Studies have demonstrated that FAZ is a highly sensitive predictor of retinal ischemia in diabetic retinopathy and retinal vein occlusion [19, 20]. The FAZ area and perimeter in eyes with SGF tended to be higher than in eyes without SGF and controls eyes, suggesting the potential macular ischemia. In accordance with previous study, no significantly decreased choroid flow area was observed in VKH patients when compared with control group [15]. It is worth mentioning to point out that accurate interpretation of choriocapillaris images presents a challenge because of automatic segmentation error and the presence of artifacts. Recently, Karaca et al. confirmed there was no significant difference of choroid flow area between inactive VKH patients and healthy controls, whereas Luo et al. demonstrated significantly decreased choroid flow area at convalescent stage [7, 15]. A possible explanation for this discrepancy might be the clinical characteristics of included patients in different studies and technical limitation of OCTA. Previous studies have reported the thickness of the sub-fovea choriocapillaris as approximately 7 μm, which is much thinner than the thickness obtained in this study through automatic machine segmentation [21]. Borrelli et al. demonstrate that swept-source OCTA (SS-OCTA) is an excellent tool for investigating the choriocapillaris due to its longer wavelength and stronger penetration [22]. The use of SS-OCTA in choriocapillaris analysis may further our understanding of the development of VKH disease.
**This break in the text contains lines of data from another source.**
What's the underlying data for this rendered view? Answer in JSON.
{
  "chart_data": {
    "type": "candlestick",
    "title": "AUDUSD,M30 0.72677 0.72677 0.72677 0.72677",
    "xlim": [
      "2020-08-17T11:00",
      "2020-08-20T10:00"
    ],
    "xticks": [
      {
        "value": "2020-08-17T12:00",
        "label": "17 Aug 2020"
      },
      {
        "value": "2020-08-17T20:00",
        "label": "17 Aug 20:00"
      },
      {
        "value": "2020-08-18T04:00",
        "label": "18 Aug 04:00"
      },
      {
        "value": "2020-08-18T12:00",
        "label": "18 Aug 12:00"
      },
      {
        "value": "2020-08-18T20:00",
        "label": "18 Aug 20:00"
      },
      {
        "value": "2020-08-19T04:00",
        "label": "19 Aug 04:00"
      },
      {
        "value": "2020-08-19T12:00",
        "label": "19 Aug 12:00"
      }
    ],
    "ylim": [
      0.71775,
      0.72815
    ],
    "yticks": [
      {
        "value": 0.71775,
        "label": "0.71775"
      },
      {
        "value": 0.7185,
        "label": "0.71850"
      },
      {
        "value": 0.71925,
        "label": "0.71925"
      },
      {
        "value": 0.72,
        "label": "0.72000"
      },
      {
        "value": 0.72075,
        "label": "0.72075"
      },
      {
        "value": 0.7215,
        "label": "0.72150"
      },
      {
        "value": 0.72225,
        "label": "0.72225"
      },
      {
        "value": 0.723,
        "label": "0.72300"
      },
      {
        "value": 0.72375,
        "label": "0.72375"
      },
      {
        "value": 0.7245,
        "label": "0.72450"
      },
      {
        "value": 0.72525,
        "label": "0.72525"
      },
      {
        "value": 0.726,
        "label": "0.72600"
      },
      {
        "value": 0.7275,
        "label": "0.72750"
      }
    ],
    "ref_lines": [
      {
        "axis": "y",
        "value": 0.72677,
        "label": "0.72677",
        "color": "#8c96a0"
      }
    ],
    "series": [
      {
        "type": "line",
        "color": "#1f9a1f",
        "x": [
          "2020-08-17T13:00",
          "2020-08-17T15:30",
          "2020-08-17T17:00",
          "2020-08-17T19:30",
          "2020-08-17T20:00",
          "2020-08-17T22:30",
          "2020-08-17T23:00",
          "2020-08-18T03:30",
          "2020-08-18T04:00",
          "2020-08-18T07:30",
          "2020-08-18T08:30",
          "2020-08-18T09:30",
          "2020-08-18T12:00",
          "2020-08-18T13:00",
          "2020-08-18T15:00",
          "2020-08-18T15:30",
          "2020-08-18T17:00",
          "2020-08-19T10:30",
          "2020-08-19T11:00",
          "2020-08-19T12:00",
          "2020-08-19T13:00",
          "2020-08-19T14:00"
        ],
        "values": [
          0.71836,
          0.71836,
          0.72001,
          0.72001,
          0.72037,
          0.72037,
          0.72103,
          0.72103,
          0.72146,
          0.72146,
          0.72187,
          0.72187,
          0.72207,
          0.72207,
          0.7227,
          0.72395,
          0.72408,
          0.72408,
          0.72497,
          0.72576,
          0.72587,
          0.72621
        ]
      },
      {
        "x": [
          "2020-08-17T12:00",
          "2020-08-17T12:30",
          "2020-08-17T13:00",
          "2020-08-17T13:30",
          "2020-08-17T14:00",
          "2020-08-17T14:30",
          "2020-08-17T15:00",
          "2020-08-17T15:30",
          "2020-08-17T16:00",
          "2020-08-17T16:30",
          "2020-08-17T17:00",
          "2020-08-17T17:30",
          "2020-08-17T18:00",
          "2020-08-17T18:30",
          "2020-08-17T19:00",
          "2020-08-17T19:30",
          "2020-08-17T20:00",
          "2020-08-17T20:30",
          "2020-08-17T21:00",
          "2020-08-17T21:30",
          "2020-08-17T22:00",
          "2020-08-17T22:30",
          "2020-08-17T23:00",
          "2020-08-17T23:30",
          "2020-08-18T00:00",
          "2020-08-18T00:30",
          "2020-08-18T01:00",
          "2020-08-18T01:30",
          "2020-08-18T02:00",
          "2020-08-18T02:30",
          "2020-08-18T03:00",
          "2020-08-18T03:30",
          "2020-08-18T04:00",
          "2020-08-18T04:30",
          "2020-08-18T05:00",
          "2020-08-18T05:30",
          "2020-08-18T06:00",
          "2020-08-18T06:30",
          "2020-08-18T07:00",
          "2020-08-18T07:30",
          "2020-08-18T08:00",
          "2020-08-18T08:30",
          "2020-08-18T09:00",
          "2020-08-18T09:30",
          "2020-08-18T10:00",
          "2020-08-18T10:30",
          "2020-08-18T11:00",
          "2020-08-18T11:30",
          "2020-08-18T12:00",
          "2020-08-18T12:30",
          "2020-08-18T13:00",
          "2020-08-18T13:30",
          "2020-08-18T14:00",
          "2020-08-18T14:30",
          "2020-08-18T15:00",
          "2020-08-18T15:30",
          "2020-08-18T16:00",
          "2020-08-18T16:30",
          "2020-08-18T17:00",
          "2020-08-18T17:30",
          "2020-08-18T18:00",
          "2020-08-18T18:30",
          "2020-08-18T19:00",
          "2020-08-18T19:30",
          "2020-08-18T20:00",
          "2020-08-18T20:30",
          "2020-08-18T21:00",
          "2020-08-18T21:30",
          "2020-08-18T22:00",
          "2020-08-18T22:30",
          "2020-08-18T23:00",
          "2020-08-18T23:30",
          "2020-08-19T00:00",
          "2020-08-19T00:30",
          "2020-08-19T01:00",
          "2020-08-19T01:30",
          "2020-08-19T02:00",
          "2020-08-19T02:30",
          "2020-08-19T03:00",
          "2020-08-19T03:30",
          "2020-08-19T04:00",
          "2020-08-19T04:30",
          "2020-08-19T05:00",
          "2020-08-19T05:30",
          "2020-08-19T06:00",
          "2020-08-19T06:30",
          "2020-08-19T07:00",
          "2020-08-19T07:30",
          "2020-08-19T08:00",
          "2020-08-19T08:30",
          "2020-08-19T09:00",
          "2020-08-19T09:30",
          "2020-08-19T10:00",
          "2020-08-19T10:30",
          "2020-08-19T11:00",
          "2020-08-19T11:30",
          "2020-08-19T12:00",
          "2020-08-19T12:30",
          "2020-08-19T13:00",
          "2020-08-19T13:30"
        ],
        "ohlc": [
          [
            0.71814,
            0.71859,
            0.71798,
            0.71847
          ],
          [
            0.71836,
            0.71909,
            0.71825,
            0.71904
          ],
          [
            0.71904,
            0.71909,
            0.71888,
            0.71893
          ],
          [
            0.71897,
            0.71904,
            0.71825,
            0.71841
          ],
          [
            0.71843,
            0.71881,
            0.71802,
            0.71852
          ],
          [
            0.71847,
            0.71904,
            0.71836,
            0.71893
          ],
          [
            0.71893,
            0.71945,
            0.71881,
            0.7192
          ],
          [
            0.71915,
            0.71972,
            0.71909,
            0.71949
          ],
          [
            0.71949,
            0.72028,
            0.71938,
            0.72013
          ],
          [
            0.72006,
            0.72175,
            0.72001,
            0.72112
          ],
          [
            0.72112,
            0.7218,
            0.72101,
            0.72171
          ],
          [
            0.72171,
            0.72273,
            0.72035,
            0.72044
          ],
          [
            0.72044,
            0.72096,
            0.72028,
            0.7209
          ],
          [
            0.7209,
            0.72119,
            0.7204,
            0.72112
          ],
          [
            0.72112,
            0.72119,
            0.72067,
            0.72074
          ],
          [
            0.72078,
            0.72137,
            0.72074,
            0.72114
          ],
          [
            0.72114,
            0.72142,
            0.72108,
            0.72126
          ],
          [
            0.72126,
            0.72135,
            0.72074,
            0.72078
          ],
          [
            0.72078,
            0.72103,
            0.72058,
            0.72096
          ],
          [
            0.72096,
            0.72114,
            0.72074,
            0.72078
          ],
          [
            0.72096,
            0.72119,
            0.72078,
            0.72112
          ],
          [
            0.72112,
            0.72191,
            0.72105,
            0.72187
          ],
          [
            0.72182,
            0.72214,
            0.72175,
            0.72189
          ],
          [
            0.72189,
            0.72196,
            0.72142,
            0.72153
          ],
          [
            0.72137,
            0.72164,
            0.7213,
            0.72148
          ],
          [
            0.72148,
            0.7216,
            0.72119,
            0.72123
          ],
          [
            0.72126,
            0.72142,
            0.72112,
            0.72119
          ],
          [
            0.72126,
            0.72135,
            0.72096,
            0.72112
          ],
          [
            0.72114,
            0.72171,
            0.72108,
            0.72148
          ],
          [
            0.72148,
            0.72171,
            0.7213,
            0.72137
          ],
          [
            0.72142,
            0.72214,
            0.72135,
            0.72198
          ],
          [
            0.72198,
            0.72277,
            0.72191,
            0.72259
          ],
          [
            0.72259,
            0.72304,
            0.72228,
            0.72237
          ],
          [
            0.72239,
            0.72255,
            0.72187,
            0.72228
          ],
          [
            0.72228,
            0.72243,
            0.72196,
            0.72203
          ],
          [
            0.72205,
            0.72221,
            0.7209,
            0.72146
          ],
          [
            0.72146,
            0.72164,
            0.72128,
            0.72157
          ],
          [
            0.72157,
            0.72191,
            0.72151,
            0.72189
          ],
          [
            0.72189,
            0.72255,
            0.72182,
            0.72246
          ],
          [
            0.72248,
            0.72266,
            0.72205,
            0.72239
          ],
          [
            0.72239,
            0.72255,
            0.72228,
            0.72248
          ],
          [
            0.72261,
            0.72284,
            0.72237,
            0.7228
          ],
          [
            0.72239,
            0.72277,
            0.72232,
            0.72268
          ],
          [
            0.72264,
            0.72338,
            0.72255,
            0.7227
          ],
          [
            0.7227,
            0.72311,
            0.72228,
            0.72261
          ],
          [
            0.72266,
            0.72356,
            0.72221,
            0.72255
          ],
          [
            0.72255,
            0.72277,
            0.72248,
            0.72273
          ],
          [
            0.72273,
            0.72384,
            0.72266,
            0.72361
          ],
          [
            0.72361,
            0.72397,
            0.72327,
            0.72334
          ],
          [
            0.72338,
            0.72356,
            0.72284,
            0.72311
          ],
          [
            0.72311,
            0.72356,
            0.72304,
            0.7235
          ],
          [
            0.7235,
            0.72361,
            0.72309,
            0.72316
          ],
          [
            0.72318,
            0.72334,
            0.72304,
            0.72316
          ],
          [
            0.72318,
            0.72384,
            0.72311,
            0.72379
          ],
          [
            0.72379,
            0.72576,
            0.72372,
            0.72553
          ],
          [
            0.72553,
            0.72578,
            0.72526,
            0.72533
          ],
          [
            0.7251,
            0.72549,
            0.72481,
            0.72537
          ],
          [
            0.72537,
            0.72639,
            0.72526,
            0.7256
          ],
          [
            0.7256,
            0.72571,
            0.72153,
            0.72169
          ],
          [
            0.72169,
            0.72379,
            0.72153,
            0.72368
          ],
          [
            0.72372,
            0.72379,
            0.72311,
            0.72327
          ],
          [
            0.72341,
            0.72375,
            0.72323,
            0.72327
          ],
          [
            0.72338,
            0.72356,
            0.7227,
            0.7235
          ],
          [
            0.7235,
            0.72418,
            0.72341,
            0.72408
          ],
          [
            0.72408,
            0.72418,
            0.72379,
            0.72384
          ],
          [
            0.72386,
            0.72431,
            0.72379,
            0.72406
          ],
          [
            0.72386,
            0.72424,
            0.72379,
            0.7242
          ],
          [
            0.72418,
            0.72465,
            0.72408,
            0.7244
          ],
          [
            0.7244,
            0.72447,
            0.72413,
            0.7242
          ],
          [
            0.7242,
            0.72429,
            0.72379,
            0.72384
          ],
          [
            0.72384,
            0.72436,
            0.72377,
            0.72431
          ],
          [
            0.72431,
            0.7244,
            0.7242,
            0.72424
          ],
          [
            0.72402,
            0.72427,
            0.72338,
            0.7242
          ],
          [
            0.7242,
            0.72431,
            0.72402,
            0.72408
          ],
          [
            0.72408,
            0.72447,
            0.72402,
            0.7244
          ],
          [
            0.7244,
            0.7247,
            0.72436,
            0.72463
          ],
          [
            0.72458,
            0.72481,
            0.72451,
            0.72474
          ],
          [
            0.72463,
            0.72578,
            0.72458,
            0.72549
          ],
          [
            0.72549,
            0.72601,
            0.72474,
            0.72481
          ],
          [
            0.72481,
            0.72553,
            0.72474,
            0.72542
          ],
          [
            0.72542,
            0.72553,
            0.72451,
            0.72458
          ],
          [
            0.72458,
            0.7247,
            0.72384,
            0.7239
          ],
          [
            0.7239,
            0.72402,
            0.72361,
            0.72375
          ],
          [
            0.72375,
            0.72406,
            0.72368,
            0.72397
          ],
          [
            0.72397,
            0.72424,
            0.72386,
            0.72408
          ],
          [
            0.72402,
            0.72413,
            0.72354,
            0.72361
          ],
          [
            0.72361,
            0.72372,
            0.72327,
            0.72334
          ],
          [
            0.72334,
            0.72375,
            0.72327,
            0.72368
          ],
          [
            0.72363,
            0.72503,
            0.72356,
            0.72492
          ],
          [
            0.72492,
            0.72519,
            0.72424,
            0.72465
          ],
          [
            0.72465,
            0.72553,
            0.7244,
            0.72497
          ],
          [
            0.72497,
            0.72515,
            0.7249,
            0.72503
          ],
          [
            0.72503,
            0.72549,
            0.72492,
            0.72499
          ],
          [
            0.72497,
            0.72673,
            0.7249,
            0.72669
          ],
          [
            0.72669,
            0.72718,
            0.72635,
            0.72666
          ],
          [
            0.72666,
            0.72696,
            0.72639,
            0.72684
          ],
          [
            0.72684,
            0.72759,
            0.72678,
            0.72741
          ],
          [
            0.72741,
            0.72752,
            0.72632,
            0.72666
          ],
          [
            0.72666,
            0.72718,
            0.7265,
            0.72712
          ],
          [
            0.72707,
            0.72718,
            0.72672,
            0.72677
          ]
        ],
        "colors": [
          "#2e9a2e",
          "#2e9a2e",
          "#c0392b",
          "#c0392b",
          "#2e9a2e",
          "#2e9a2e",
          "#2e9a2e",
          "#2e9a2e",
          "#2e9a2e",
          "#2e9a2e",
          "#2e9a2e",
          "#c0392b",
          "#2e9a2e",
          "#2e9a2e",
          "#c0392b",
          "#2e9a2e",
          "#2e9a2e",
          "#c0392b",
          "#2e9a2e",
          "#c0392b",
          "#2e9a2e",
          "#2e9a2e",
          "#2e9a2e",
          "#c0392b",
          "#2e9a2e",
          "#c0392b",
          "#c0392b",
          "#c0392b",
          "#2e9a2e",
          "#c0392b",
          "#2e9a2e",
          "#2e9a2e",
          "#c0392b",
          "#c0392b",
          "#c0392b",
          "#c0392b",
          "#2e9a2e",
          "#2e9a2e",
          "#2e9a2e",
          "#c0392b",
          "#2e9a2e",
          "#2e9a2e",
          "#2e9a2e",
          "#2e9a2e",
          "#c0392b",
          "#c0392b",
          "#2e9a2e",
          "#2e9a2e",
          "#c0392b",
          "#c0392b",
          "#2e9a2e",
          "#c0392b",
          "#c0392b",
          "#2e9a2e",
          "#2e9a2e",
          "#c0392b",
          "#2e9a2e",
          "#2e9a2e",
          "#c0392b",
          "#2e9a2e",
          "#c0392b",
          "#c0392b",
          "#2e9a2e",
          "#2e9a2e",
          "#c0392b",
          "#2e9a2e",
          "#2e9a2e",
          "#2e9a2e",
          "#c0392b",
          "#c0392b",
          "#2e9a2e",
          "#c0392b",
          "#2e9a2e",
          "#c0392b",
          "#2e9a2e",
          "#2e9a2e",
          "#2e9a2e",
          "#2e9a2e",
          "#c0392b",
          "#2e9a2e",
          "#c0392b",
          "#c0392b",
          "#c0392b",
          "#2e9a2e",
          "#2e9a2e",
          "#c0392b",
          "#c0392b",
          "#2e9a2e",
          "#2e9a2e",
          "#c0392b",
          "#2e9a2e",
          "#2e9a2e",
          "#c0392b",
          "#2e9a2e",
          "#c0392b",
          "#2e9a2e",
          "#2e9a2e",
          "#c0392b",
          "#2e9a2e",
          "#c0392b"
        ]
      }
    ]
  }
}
This study has several limitations, which are described below. First, the small number of patients in each subgroup of this cross-sectional study might have limited our comparative analysis. Further long-term follow-up studies, including those focused on the macular and optic disc, should be conducted to investigate VD alterations along during disease progression. In addition, all OCTA images used here showed a part of the posterior pole fundus, 6 × 6 mm and 8 × 8 mm images may supply more detailed information of the peripheral region. Third, the grade of SGF has been found to correlate positively with disease duration and recurrence, indicating that investigation of the association between the SGF grade and retinal and choroidal VDs is critical.

In conclusion, our data demonstrate that eyes with sunset glow fundus at convalescent phase of VKH disease had decreased retinal vasculature density. Furthermore, our results indicate OCTA has the potential to be a convenient, noninvasive and quantitative tool for the timely assessment of microvasculature alterations and can be used to elucidate the mechanisms underlying the development and progression of VKH disease.

Summary

What was known before

  • The presence of sunset glow fundus correlates positively with disease duration, chronic inflammation and frequent recurrence in VKH disease.

  • Macular capillary perfusion of superficial capillaris plexus and deep capillaris plexus decreases significantly in inactive VKH disease than that in healthy controls.

What this study adds

  • Convalescent VKH patients with sunset glow fundus showed lower retinal vessel densities compared to healthy volunteers.

  • There is no statistical difference of retinal and choroidal microvasculature between healthy controls and convalescent VKH patients without sunset glow fundus.